Needless to say, I had a good time on vacation. Totally restorative, and in several ways, clarified a whole bunch of major confusions I've been stuck in for a couple of years.
And glad to find comments on the "how to make time for art" post. I thought of another big one I've been trying to live by:
- at the beginning of the day, make a list with two items on it. These are the main things you are going to get done for the day. No more doing lots of little teensy things on the to-do list all day just to watch it get smaller. Chances are there are a couple of things on the long complicated list which constitute real work, I mean the kind that moves your mind and creativity and maybe your "career" forward - writing an article (for an audience or not), working on a painting or puppet show, redesigning your web site, or organizing and event, or something less fun but just as important, like researching health insurance plans or cooking all your lunch food for the week, or something else YOU-nourishing that you would otherwise have left to the last minute after you got all the leetle teensy things out of the way. Sometimes the activity will be job-like...like for me, on mondays and tuesdays, it will just be teaching all day.
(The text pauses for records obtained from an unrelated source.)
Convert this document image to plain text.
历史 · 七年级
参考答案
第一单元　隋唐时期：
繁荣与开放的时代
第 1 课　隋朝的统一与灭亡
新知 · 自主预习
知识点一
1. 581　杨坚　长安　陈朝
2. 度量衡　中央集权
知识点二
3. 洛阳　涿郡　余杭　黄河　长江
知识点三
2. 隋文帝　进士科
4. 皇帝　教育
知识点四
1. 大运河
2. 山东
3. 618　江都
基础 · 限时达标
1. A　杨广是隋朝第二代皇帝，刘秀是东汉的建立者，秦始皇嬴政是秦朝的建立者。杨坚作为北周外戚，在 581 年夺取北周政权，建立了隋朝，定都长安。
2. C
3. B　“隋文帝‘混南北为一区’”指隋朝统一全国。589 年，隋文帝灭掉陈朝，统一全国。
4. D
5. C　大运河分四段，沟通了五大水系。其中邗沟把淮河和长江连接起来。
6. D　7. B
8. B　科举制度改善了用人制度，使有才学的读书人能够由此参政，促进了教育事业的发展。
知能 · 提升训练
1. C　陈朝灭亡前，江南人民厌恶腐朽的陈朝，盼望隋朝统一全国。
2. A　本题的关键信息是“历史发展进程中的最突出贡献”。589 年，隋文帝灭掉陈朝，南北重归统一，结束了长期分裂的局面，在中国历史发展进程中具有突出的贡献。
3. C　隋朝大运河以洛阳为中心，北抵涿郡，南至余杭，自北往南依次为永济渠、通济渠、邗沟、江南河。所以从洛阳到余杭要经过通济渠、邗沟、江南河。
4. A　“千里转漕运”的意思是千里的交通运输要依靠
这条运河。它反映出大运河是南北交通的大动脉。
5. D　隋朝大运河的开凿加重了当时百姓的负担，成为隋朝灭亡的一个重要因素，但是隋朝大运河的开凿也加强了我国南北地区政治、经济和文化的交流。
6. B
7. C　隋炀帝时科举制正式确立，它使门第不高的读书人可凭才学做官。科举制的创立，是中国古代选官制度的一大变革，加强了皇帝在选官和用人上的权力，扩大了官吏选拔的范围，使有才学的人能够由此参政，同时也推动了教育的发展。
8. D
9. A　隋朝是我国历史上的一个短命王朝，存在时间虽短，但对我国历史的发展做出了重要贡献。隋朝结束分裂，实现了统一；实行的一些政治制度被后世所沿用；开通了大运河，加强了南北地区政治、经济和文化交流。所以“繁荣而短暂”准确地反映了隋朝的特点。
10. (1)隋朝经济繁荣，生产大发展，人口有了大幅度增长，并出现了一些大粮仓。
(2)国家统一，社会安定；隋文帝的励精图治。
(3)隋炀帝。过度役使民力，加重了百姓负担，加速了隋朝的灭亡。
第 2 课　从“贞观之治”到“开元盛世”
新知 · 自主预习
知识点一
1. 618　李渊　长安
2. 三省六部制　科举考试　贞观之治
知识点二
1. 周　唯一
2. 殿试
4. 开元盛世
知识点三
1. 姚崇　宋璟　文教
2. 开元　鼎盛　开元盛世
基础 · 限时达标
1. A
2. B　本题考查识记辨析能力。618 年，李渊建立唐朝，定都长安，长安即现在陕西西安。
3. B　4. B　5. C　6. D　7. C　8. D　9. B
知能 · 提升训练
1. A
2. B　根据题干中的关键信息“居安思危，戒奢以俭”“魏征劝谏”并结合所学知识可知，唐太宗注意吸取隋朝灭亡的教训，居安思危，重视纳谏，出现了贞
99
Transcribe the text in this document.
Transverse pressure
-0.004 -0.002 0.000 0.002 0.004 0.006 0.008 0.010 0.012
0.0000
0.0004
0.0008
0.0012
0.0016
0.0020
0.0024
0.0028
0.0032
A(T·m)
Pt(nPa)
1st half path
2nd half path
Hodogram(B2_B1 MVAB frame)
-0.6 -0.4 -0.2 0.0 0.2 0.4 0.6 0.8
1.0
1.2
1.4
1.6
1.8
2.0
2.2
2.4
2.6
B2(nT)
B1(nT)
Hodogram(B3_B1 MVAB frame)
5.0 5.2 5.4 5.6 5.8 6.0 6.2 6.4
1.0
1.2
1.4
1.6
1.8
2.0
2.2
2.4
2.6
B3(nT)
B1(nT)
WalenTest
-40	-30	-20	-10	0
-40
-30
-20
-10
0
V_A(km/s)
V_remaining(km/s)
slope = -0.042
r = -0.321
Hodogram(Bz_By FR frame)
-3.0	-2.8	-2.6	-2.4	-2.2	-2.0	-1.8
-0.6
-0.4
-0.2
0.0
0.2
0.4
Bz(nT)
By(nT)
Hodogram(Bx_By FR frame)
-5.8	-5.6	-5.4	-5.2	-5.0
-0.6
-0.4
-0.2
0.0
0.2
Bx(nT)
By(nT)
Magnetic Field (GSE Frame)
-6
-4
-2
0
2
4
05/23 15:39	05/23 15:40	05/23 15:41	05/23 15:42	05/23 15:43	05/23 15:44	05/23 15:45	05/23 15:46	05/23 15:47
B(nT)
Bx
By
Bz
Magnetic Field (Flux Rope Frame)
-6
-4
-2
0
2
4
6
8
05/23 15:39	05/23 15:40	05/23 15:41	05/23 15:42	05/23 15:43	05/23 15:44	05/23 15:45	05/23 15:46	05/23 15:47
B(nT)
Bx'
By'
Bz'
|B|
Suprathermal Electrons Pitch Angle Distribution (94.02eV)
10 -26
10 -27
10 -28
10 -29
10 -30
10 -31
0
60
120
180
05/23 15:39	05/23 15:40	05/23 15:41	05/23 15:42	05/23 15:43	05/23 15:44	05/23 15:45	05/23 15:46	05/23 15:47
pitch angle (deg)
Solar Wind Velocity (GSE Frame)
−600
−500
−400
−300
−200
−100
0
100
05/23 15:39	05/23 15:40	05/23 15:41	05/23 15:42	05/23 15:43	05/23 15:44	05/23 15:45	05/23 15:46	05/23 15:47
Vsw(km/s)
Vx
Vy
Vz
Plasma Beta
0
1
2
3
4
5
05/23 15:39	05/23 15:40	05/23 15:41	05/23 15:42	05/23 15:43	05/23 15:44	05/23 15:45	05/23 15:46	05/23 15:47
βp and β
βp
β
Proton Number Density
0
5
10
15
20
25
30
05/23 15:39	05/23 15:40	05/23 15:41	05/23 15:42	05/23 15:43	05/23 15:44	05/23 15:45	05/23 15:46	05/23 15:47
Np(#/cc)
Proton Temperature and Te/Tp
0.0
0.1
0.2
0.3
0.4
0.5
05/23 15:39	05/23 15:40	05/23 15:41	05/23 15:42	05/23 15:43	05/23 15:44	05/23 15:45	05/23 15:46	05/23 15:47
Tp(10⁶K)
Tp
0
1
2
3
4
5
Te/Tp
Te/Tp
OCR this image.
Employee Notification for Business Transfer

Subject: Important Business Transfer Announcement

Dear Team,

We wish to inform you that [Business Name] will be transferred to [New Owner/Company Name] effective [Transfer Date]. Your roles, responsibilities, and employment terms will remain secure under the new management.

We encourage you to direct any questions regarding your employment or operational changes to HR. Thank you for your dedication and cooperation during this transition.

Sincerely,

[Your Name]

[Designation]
Then take all the teensy things and quickly number them in order of importance. set aside 30 minutes sometime during the day to tackle the first few. Then stop and do the same thing the next day. BAM. Little (though sometimes necessary) things are now put in their place in relation to the thing that make a much bigger difference to you.
For example.
7 - 8 run or stretch, and breakfast
8 - 12 ART: work on new sculpture
12-12:30 SUSTENANCE: lunch
12:30-1:30 COMMUNICATIONS: emails and communications and blog attention
1:30-4:00 WORK: redesign web site. OR: plan class OR: list new work and process orders. OR: etc..
4pm - 4:30 THE TEENSY THINGS: (on this day it might be: email 4 people to plan things. make dentist appointment. water plants. fix that stupid door hinge. order supplies)
5pm SUSTENANCE: go home. eat. love. talk. sing. sleep.
Again, as I said in the other post...its about establishing the ideal. Sometimes life hands you days when you just HAVE to get FOUR major things done in one day, and you just stay up 'til 2am doing it all.
FREQUENTLY ASKED QUESTIONS
Q. Amy, do you ever actually stick to that schedule?
A. About one day in every 4. Which is enough to change my life and make the other days closer to the schedule than they would have been otherwise.
Q. What about loneliness?
A. Yeah, working by yourself all day is lonely. So, calling a loved one and chatting for 10 minutes and getting some giggles in trumps other things in the plan sometimes, as it SHOULD. Screw capitalism!
Q. What about blogging for an hour about how to organize your day?
A. Total procrastination. Don't do it if you value your time.